Dati alla mano, sembra che i primissimi risultati derivanti dalle vendite del nuovo film in DVD di Alex Infascelli, H2Odio, siano assolutamente sorprendenti. Incredibili se si considerano i tanti problemi che il pianeta cinema sta attraversando ormai da anni. Meno eclatanti, magari, se si attribuisce questo successo al fattore novità, dovuto alla scelta da parte della società di distribuzione 52 S.r.l. (fondata dallo stesso Infascelli) d'invertire la filiera distributiva, dando priorità alle edicole (in cui allegati e gadgets vari, nel frattempo, sono diventati più numerosi di quotidiani e periodici) e, successivamente, alle PayTv e, forse, alle stesse sale cinematografiche.
La questione pone seri interrogativi sul futuro, e sul presente, del cinema. Se quella propinata da H2Odio (con il precedente americano di Bubble di Steven Soderbergh e la coeva uscita di AD Project di Eros Puglielli, quest'ultimo in regime di autofinanziamento) sia una "formula" adeguata è difficile da dire. Se l'obiettivo è quello di riportare un po' di ossigeno nei bilanci delle case di produzione cinematografica (che, fuor di metafora, sembra facciano acqua dappertutto), bisogna comunque chiedersi che fine farà il "paziente" cinema: morirà "annegato" nel tentativo di salvare il salvabile, in una situazione di per sé critica (tra pirateria e calo del pubblico nelle sale), o dovrà aggrapparsi alla boa di salvataggio lanciata furbescamente da operazioni del genere? Catastrofismi a parte, l'idea di Infascelli ci sembra adeguata per pellicole che, avendo un atteggiamento sperimentale, non catturerebbero l'attenzione di larghe fasce di pubblico favorendo, altresì, una deleteria sperequazione tra blockbusters e film di nicchia. H2Odio, pur appartenendo a quest'ultima categoria di pellicole, è comunque collocabile nell'ambito di un genere come l'horror-thriller che in Italia può contare su parecchi proseliti. Va da sé, invece, che con il progetto della 52 S.r.l. la pirateria informatica non subisce alcun colpo, uscendone forse addirittura rafforzata, grazie al famelico peer-to-peer (quello illegale, ovviamente).

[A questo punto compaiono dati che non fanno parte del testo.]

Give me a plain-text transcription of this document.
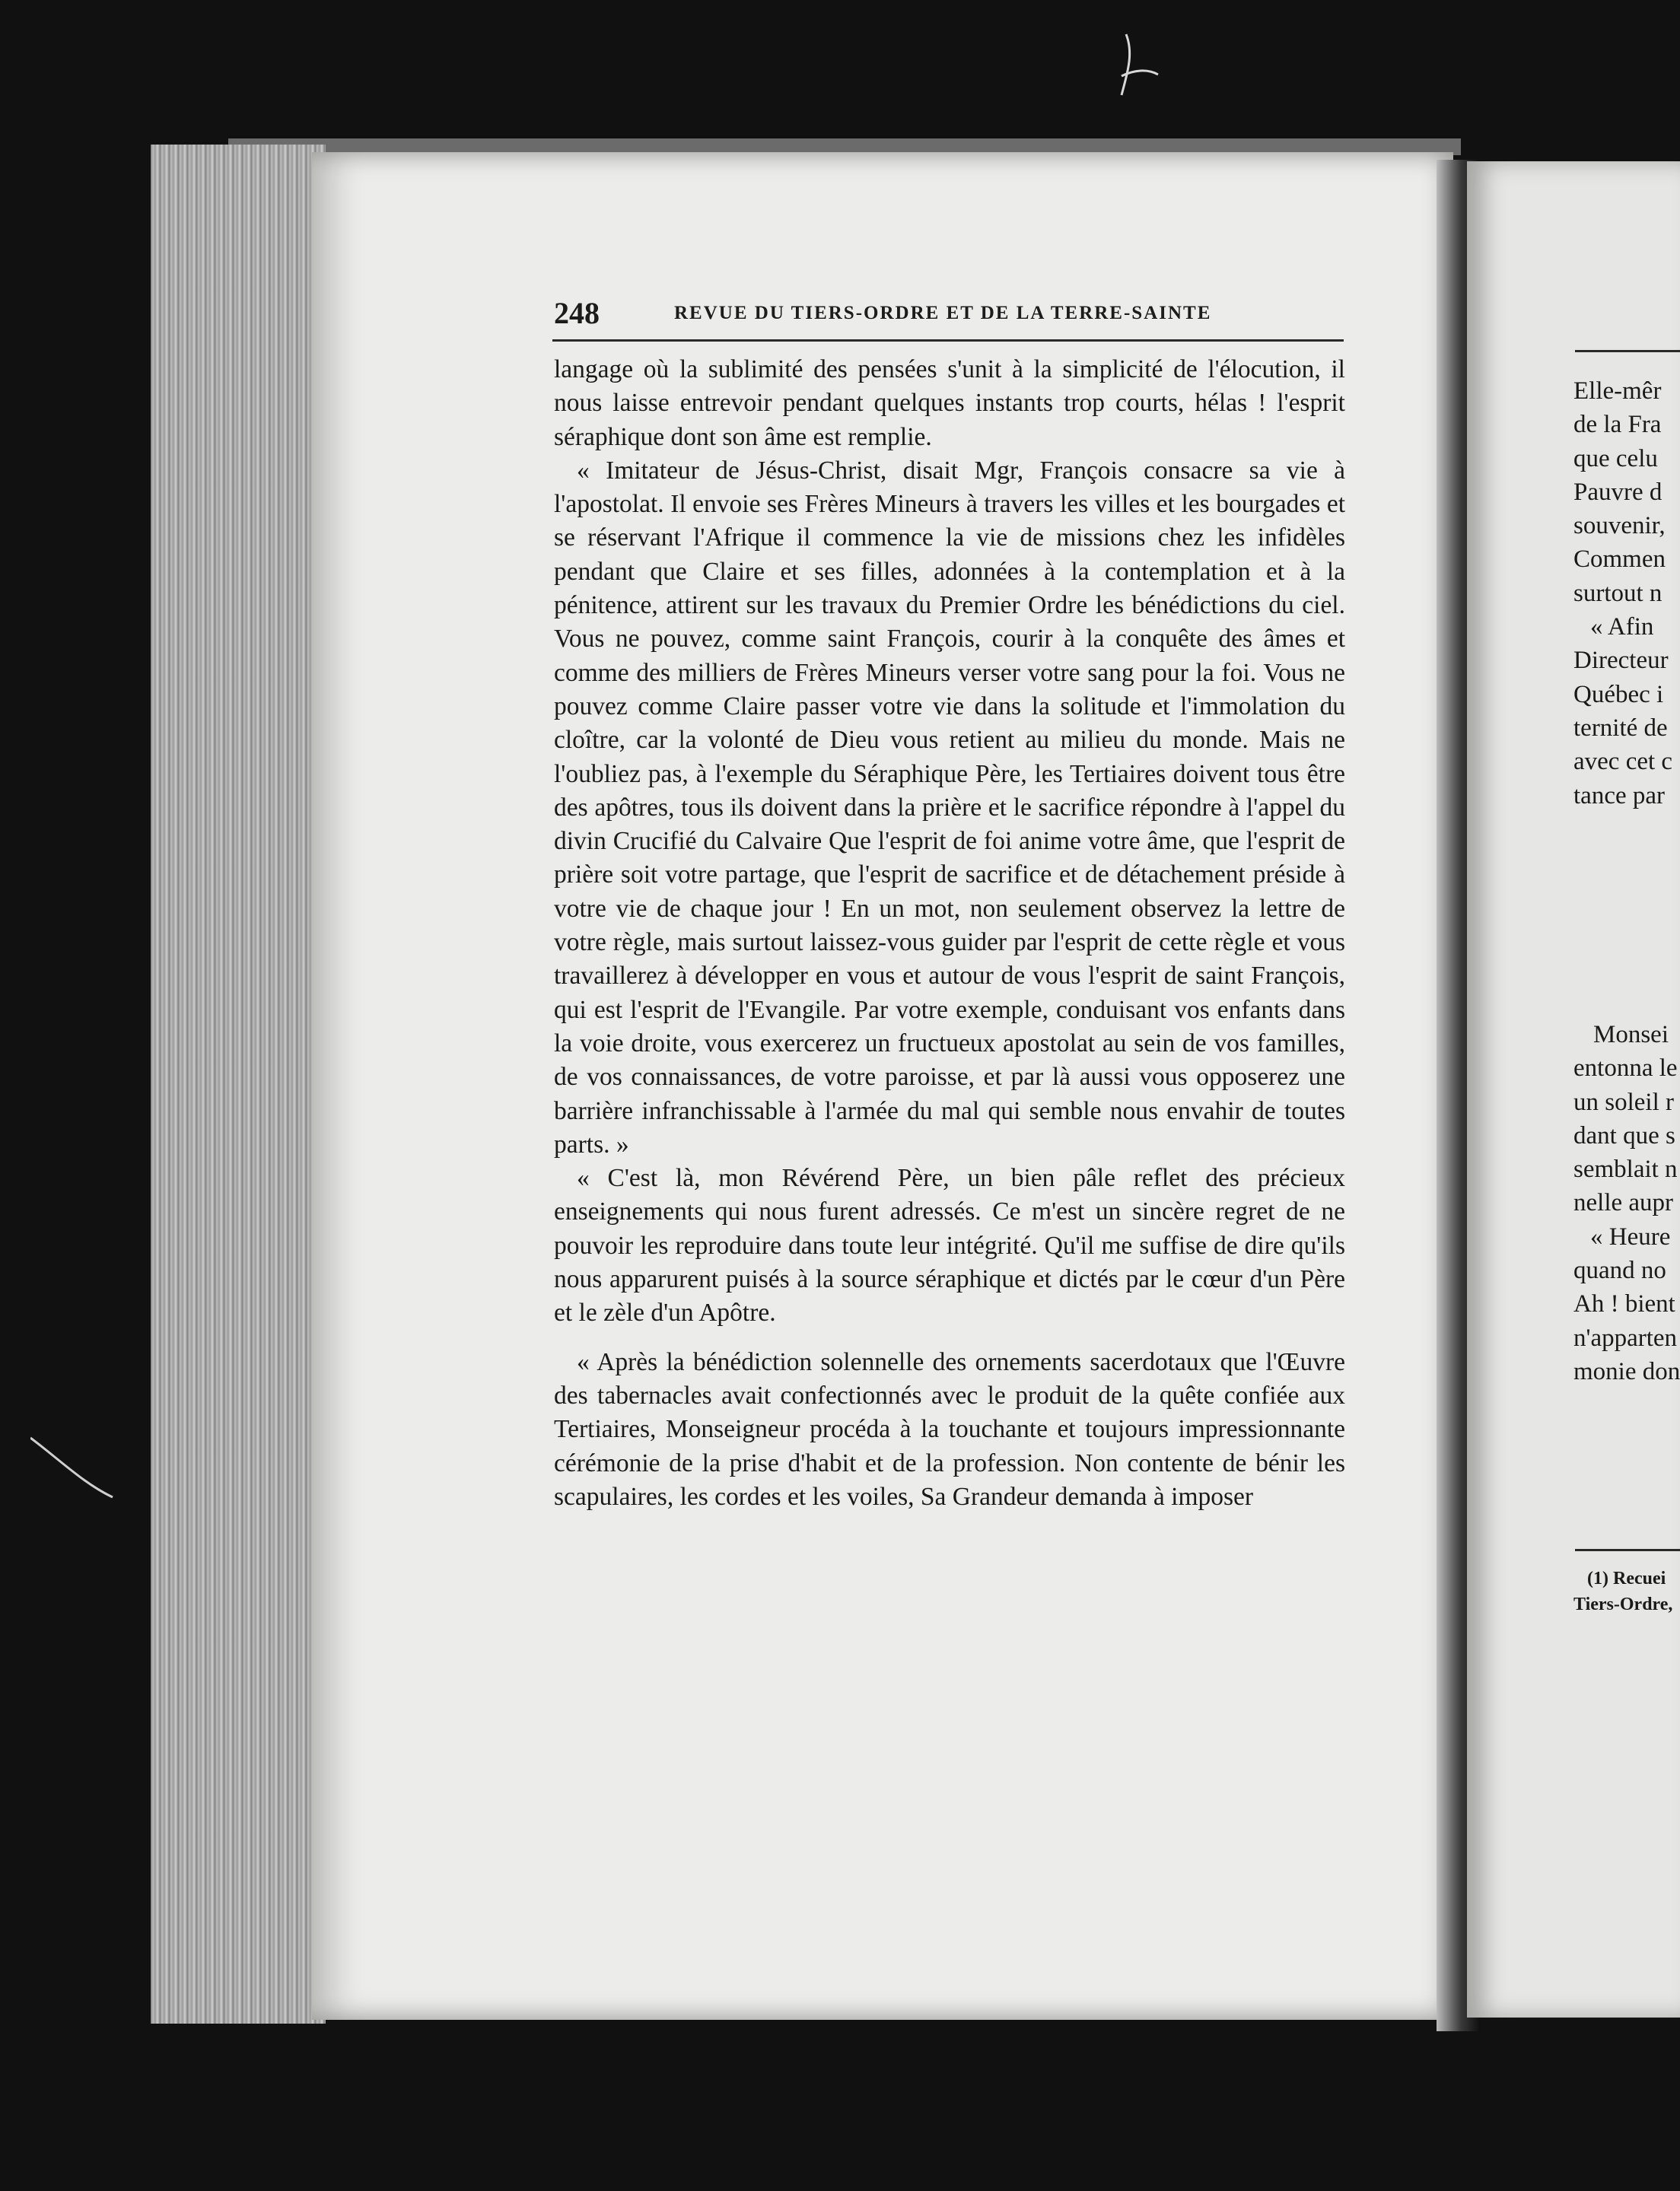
248	REVUE DU TIERS-ORDRE ET DE LA TERRE-SAINTE

langage où la sublimité des pensées s'unit à la simplicité de l'élocution, il nous laisse entrevoir pendant quelques instants trop courts, hélas ! l'esprit séraphique dont son âme est remplie.

« Imitateur de Jésus-Christ, disait Mgr, François consacre sa vie à l'apostolat. Il envoie ses Frères Mineurs à travers les villes et les bourgades et se réservant l'Afrique il commence la vie de missions chez les infidèles pendant que Claire et ses filles, adonnées à la contemplation et à la pénitence, attirent sur les travaux du Premier Ordre les bénédictions du ciel. Vous ne pouvez, comme saint François, courir à la conquête des âmes et comme des milliers de Frères Mineurs verser votre sang pour la foi. Vous ne pouvez comme Claire passer votre vie dans la solitude et l'immolation du cloître, car la volonté de Dieu vous retient au milieu du monde. Mais ne l'oubliez pas, à l'exemple du Séraphique Père, les Tertiaires doivent tous être des apôtres, tous ils doivent dans la prière et le sacrifice répondre à l'appel du divin Crucifié du Calvaire Que l'esprit de foi anime votre âme, que l'esprit de prière soit votre partage, que l'esprit de sacrifice et de détachement préside à votre vie de chaque jour ! En un mot, non seulement observez la lettre de votre règle, mais surtout laissez-vous guider par l'esprit de cette règle et vous travaillerez à développer en vous et autour de vous l'esprit de saint François, qui est l'esprit de l'Evangile. Par votre exemple, conduisant vos enfants dans la voie droite, vous exercerez un fructueux apostolat au sein de vos familles, de vos connaissances, de votre paroisse, et par là aussi vous opposerez une barrière infranchissable à l'armée du mal qui semble nous envahir de toutes parts. »

« C'est là, mon Révérend Père, un bien pâle reflet des précieux enseignements qui nous furent adressés. Ce m'est un sincère regret de ne pouvoir les reproduire dans toute leur intégrité. Qu'il me suffise de dire qu'ils nous apparurent puisés à la source séraphique et dictés par le cœur d'un Père et le zèle d'un Apôtre.

« Après la bénédiction solennelle des ornements sacerdotaux que l'Œuvre des tabernacles avait confectionnés avec le produit de la quête confiée aux Tertiaires, Monseigneur procéda à la touchante et toujours impressionnante cérémonie de la prise d'habit et de la profession. Non contente de bénir les scapulaires, les cordes et les voiles, Sa Grandeur demanda à imposer

Elle-mêr
de la Fra
que celu
Pauvre d
souvenir,
Commen
surtout n
« Afin
Directeur
Québec i
ternité de
avec cet c
tance par
Monsei
entonna le
un soleil r
dant que s
semblait n
nelle aupr
« Heure
quand no
Ah ! bient
n'apparten
monie don
(1) Recuei
Tiers-Ordre,
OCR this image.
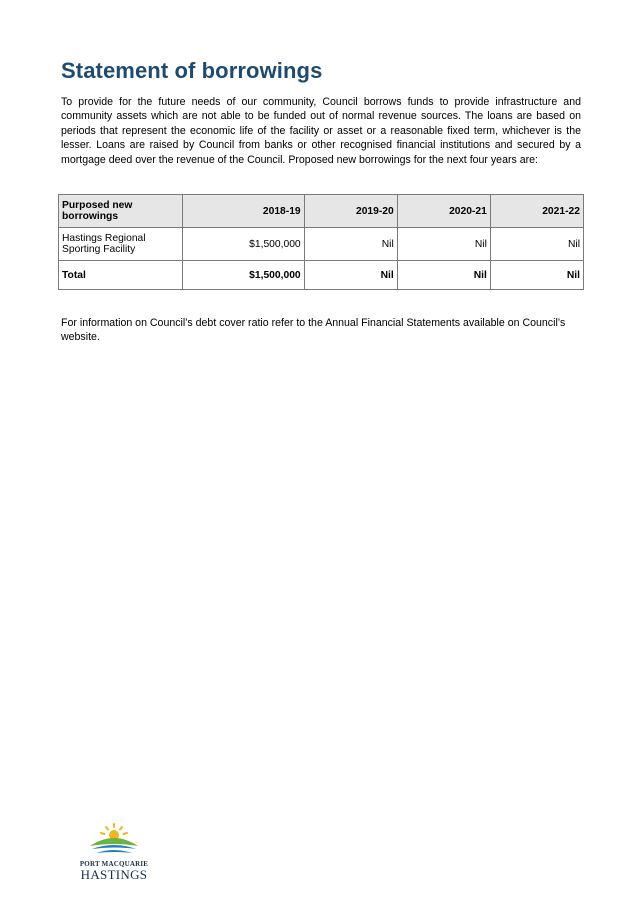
Statement of borrowings

To provide for the future needs of our community, Council borrows funds to provide infrastructure and community assets which are not able to be funded out of normal revenue sources. The loans are based on periods that represent the economic life of the facility or asset or a reasonable fixed term, whichever is the lesser. Loans are raised by Council from banks or other recognised financial institutions and secured by a mortgage deed over the revenue of the Council. Proposed new borrowings for the next four years are:

Purposed new borrowings	2018-19	2019-20	2020-21	2021-22
Hastings Regional Sporting Facility	$1,500,000	Nil	Nil	Nil
Total	$1,500,000	Nil	Nil	Nil

For information on Council’s debt cover ratio refer to the Annual Financial Statements available on Council’s website.

PORT MACQUARIE
HASTINGS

Resta quindi da stabilire se il caso H2Odio sia da considerare come uno dei tanti sintomi del malessere in cui è immerso il cinema nostrano o come una cura per lo stesso. Perché nel secondo caso la conseguenza sarebbe quella di "annacquare" lentamente la magia della proiezione in sala, impigrendo ancor di più un potenziale pubblico che alle serate al cinema preferisce altro. Nel primo caso, invece, la "malattia" non ci sembra incurabile. Autorevoli critici cinematografici, come Paolo Mereghetti, insistono da tempo su due possibili soluzioni che non portano a modificare drasticamente gli schemi tradizionali della distribuzione cinematografica: ovvero l'abbattimento del costo dei biglietti e la modifica sostanziale negli orari di programmazione. Sembrano opzioni ragionevoli che ci trovano perfettamente d'accordo, anche per gli scarsi oneri ad esse conseguenti e per gli evidenti ritorni economici che ne potrebbero scaturire. Solo queste due, tra l'altro, ci sembrano le vere due strade da percorrere per salvare il cinema, senza escludere a priori la possibilità di innovazioni distributive, più o meno ingegnose, come quella di H2Odio. Altrimenti non ci resta che aspettare altre operazioni "gemelle" di quella messa in piedi con il film di Infascelli, ed assistere impotenti ad una lotta senza esclusione di colpi. Fino a quando non ci resterà che chiedere, parafrasando la didascalia finale di H2Odio: cinema, sei tu il sopravvissuto?